What is the principle of natural selection? Can it be expressed a law, like one of Newton’s laws? If we try to express it as a law, is the statement true? Is natural selection instead a historical process, or a mechanism, or a metaphor characterizing a certain model of organic change, or what? Does biology have laws other than a principle of natural selection? Does evolutionary biology make predictions? Must scientific theories be capable of making predictions? What makes evolutionary theory a scientific theory if it fails to have a law at its core? What counts as an explanation in evolutionary biology, if not logical deduction from laws and circumstances? What’s the relationship between the theory of evolutionary biology and the theories in Chemistry and Physics? And more specifically, is Gould right that evolution could have played out differently, in nearly infinite ways? In what sense are some other possibilities possible?
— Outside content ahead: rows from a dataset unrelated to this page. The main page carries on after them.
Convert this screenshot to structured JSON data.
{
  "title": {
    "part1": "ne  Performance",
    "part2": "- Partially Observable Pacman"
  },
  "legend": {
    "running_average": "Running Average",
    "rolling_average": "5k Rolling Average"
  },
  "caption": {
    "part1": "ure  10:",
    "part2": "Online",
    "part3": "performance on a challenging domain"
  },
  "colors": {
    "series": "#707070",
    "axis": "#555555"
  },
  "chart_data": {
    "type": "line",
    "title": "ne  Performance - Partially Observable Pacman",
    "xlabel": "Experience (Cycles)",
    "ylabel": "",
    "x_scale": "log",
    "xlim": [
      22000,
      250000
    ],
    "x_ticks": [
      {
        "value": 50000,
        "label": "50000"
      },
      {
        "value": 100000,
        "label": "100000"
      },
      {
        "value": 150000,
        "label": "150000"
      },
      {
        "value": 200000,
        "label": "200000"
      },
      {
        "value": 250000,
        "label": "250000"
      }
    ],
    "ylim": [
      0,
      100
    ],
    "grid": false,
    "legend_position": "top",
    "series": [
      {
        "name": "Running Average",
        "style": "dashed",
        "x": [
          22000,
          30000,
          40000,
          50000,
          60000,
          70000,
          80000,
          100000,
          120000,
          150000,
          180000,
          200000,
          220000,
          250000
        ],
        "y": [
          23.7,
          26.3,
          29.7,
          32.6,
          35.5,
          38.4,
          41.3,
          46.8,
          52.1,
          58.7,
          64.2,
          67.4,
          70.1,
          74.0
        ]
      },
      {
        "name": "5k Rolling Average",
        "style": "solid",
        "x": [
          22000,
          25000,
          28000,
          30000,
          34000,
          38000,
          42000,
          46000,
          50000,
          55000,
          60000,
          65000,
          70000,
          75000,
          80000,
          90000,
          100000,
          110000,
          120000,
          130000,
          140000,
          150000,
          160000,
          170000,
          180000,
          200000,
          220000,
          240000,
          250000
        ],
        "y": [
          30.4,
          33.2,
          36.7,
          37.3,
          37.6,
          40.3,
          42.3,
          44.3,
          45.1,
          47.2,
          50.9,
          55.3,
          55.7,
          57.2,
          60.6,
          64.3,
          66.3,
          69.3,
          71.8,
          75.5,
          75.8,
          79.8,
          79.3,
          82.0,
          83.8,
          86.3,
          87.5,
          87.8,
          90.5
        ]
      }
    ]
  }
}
Students or instructors can zero in on the specific questions they find most puzzling. This pair of readings raises other questions. There are a lot of them. I think if students find themselves genuinely puzzled by any of these questions—experiencing doubt about how to answer them combined with a sense that the questions should have answers—the assignment succeeds. Its success lies not in creating confusion, but in creating puzzlement. Puzzlement includes the recognition that clarity about possible answers is possible—some of which possible answers have been offered by the two philosophers they’ve read.

Of course, puzzlement is not an end in itself. Here it’s a key to understanding (by means of experiencing) that there are substantive questions that can’t be resolved empirically, which is to say substantive philosophical questions. There are certainly other readings and pairs of readings that could accomplish the same thing. This is just the first one that struck me. I’d be interested in other suggestions in this vein.